One of the more forceful works of Salgado’s that I have used in my classroom is a poster titled “Illegal Faggots For the Destruction of Borders.” The first image you may notice is a shirtless brown-skinned man with sunglasses flipping us off with both hands. He’s standing in front of what could be inferred as a fence that’s part of the U.S./Mexico border; a desolate desert landscape is beyond the metal fence/border. On the fence is taped a tank top that’s labeled maricón - a derogatory Spanish term for gay people - a translation for the word “faggot.” And then lining the poster on the left is a poem which reads: “When your body is queer and brown/ they will want to build fences around you/ choose a side/ brown or queer/ but borders are not natural to us/ we are both moon and sun/ we are everything in between/ you can not divide land and you can not make me choose/ I am manifestation that all borders will fall.”

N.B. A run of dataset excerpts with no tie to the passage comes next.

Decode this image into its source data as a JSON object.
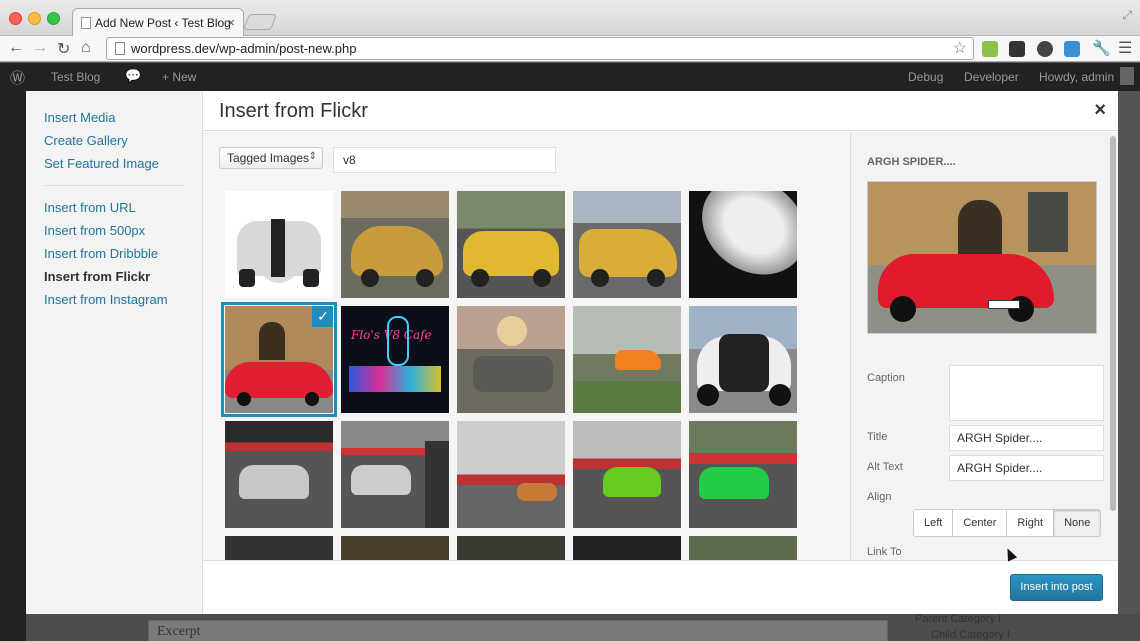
{
  "browser": {
    "tab_title": "Add New Post ‹ Test Blog",
    "url": "wordpress.dev/wp-admin/post-new.php"
  },
  "adminbar": {
    "site_name": "Test Blog",
    "new_label": "+ New",
    "debug_label": "Debug",
    "developer_label": "Developer",
    "howdy_label": "Howdy, admin"
  },
  "menu": {
    "items_top": [
      "Insert Media",
      "Create Gallery",
      "Set Featured Image"
    ],
    "items_bottom": [
      "Insert from URL",
      "Insert from 500px",
      "Insert from Dribbble",
      "Insert from Flickr",
      "Insert from Instagram"
    ],
    "active": "Insert from Flickr"
  },
  "frame": {
    "title": "Insert from Flickr",
    "close_label": "×"
  },
  "toolbar": {
    "filter_selected": "Tagged Images",
    "search_value": "v8"
  },
  "details": {
    "title": "ARGH SPIDER....",
    "caption_label": "Caption",
    "caption_value": "",
    "title_label": "Title",
    "title_value": "ARGH Spider....",
    "alt_label": "Alt Text",
    "alt_value": "ARGH Spider....",
    "align_label": "Align",
    "align_options": [
      "Left",
      "Center",
      "Right",
      "None"
    ],
    "align_selected": "None",
    "link_label": "Link To"
  },
  "footer": {
    "insert_label": "Insert into post"
  },
  "background": {
    "excerpt_label": "Excerpt",
    "parent_category": "Parent Category I",
    "child_category": "Child Category I"
  },
  "colors": {
    "accent": "#1e8cbe",
    "link": "#21759b"
  }
}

In a blog interview where you can check out the poster I referenced earlier, Salgado shared that he uses humor to address xenophobia in his art. He was once called “an illegal faggot” and his poster was a response to this comment (Barrón, 2017). With talent and wit, Salgado eviscerated hateful comments and created artwork with an important message about intersectionality, the invalidation of national borders, the falsehood of manifest destiny, colonialism, and landtheft, and of the surveillance and criminalization of the very human act of migration.

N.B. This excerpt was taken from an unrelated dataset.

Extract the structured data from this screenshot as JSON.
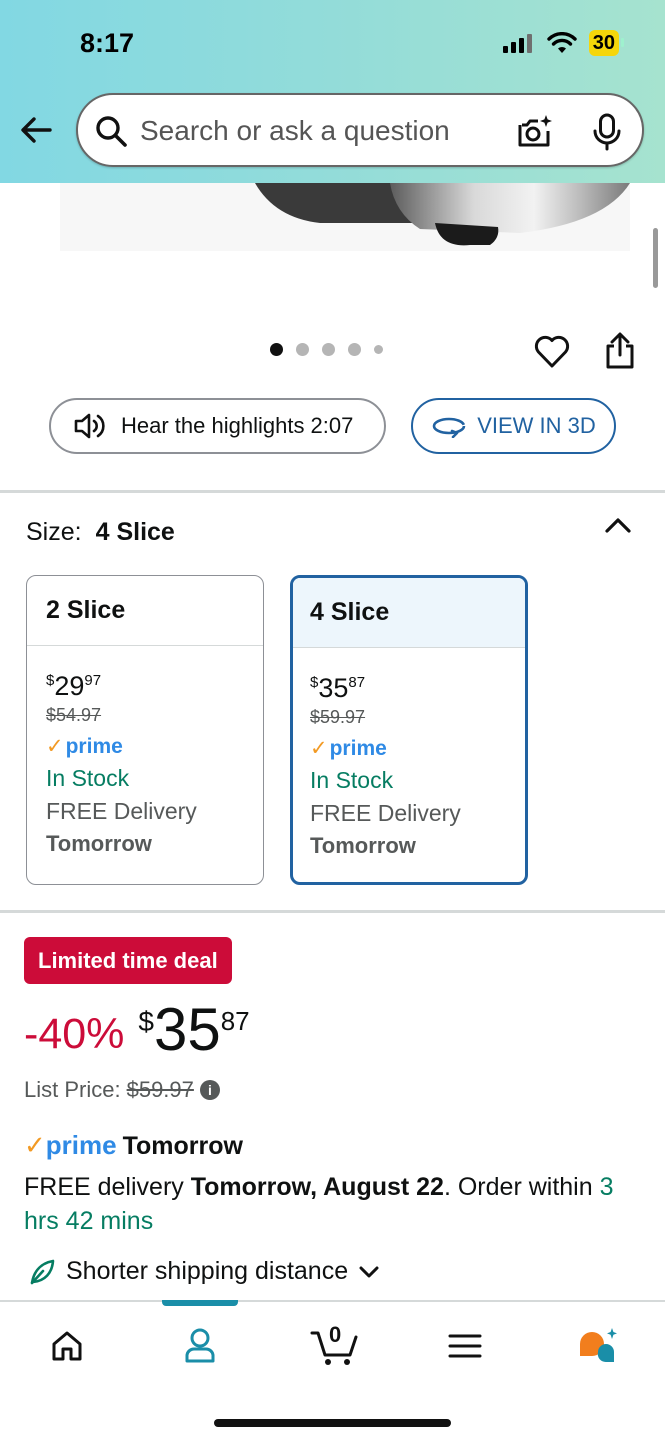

This chapter on intersectionality will expand on the origin of this framing, recognizing the legacy of intellectual work produced by Black feminists and women of color feminist writers and activists. It will highlight how women and queer people of color have emerged through the interlocking channels of power and oppression with the audacity to organize for social transformation and envision a future for themselves without sexism, violence, war, or institutional control over our racialized and gendered bodies. First, we’ll review the concept of intersectionality and examine earlier works by women of color or Third World feminists. Then the chapter will apply an intersectionality lens on two areas: reproductive justice and self-love.